The First Lady said she was greatly honoured to officiate at the first memorial lecture that was dominated by issues of health, women and youth empowerment.
She observed that the late Professor Adebisi Babatunde's vision on women and the youth resonated with her own priorities in accelerating action, advocacy and resources towards addressing the health challenges of women and children.
The First Lady said Kenya has its examples of great women who have boldly reached out into the world and made a significant difference in various areas of socio-economic development.
She cited the late Prof.

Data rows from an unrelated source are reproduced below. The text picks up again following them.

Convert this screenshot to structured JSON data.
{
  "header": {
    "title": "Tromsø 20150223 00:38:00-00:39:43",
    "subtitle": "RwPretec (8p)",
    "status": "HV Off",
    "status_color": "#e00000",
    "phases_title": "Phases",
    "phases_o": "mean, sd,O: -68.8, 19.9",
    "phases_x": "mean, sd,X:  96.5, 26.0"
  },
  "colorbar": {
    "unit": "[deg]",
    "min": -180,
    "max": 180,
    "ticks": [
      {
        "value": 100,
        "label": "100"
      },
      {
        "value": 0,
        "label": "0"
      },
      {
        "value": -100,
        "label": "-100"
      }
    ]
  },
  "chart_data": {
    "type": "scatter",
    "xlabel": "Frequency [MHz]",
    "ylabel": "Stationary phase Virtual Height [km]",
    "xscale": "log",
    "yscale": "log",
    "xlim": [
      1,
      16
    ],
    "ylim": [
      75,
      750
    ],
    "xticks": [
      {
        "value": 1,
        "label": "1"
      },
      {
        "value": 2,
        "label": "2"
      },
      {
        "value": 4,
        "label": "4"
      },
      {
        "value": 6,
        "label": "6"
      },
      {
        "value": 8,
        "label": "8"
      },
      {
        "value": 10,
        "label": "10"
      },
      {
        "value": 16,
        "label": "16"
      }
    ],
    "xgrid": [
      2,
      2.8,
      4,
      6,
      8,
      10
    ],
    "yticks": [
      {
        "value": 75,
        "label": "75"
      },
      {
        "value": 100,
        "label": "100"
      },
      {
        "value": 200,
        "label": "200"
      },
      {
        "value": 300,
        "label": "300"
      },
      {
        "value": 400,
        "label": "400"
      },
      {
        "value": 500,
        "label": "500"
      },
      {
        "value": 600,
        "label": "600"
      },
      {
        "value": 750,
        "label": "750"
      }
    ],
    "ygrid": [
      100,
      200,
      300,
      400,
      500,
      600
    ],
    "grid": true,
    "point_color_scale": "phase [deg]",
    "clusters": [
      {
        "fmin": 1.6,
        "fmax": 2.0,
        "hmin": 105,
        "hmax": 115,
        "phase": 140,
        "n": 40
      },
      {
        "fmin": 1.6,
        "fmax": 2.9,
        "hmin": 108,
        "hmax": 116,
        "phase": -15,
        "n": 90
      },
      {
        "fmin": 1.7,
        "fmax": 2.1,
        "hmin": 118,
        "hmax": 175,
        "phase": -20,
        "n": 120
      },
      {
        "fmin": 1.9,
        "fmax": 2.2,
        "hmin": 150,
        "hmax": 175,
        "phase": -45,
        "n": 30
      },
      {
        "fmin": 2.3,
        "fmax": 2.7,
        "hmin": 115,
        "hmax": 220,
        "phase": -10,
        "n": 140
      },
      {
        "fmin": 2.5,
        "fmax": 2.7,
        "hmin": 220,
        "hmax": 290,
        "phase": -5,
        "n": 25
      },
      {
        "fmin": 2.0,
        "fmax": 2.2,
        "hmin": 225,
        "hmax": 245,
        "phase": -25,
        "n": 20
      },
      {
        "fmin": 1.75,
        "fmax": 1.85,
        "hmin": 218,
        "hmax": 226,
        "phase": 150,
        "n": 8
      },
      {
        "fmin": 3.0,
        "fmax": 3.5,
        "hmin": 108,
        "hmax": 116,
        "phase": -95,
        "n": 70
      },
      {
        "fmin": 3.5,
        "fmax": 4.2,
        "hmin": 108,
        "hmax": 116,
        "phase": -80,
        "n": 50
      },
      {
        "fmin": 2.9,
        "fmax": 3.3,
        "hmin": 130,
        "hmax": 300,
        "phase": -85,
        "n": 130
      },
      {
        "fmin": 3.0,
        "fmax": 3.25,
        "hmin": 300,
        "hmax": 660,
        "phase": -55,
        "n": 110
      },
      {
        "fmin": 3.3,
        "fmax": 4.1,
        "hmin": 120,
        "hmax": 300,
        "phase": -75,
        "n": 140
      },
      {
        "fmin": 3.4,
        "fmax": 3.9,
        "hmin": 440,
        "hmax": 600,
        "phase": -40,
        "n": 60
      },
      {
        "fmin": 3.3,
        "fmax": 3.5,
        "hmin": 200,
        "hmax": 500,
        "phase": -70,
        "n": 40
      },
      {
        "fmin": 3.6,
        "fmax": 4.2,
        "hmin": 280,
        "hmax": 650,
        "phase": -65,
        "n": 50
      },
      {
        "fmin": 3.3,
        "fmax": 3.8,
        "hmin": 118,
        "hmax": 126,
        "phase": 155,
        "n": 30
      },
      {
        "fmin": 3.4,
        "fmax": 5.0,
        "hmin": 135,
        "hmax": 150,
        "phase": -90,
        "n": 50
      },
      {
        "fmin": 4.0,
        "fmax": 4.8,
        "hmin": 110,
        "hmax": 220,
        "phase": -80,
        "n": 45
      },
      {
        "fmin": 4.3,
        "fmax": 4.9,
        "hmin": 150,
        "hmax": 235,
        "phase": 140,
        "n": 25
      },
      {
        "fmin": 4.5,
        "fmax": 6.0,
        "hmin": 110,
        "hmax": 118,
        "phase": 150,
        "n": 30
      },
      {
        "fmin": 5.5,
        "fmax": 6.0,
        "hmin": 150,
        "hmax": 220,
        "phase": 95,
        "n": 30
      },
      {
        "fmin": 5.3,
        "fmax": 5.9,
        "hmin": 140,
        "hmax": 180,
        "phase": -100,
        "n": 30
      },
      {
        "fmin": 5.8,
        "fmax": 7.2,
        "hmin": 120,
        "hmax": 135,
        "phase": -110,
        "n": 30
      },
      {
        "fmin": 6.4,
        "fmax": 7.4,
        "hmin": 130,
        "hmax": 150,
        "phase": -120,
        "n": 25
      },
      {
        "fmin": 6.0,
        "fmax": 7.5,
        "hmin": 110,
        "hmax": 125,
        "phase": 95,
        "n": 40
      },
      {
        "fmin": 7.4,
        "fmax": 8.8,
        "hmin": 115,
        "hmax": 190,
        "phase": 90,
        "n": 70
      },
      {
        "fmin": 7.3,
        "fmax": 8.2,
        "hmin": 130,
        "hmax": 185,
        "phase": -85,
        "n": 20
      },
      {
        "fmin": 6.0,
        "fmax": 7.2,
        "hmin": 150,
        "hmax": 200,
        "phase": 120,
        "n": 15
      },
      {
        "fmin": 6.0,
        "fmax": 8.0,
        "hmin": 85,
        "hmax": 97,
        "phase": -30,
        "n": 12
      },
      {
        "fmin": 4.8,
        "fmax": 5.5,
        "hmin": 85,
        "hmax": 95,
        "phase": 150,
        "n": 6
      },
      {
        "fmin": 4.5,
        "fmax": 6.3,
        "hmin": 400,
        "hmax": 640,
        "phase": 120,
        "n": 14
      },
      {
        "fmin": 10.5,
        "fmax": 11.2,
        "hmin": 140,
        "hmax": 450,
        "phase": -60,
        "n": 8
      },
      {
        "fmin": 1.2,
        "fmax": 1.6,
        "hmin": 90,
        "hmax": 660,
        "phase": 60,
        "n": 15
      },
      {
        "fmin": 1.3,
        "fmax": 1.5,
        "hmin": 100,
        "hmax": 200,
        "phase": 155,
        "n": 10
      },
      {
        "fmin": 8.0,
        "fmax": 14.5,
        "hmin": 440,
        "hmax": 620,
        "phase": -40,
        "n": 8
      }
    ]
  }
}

Wangari Maathai as one of the greatest women who received the coveted Nobel Peace Prize alongside the first African elected female President Ellen Johnson Sirleaf of Liberia.
Prof Babatunde was one of Africa's brilliant scientists, an international diplomat, Pan-Africanist, Philanthropist and founder of the Adebisi Babatunde Thomas Entrepreneurship Institute (ABTEI) at the Strathmore University where the memorial lecture was held.
The distinguished scholar was very particular about women and youth empowerment through entrepreneurial skills. He was also known for championing efforts to advance the health rights of African women and girls, a key focus of the First Lady's Beyond Zero campaign.
The First Lady said she was happy to join the future business leaders at the memorial lecture and engage them in an inter-generational dialogue.
She said the dialogue will eventually shape the future of Africa because problems facing the continent need collective efforts to be resolved.
"We have health needs that are not effectively being met - a gap that the whole continent needs to pay attention to in order to harness the demographic dividend of our youth in order to uplift the collective economy of our communities," said the First Lady.
She asked members of ABTEI to focus on issues that continue to pose a challenge to the people and collectively make a commitment to continue with the conversation aimed at transforming the lives of women and children besides transforming Africa through action.
"It is my hope that Dr. Babatunde's legacy of transformation inspires us all to continue this intergenerational dialogue at continental, national and county level, in our quest for better development outcomes for the most vulnerable in our society," said the First Lady.
The audience comprised members of the ABTEI and other students from the Strathmore Business School.
During the occasion, the First was among four women who received awards for their distinguished contributions to society.
She received a leadership Award in recognition of her efforts in the transformative Beyond Zero Initiative while Mrs Mohamed received an Award on Excellency in Diplomacy.
Others who spoke at the event included Education Cabinet Secretary Ambassador Amina Mohamed and Mrs Nardos Bekele Thomas who represented the Babatunde family and also read a message from Ms Sirleaf Johnson.
The rest were the chairman of the ABTEI Board of Trustees, Dr. Edward Simbili, Kenya Private Sector Alliance (KEPSA) CEO Ms Carole Kariuki, the Dean of Strathmore Business School Dr. George Njenga and Bomet Governor Dr. Joyce Laboso.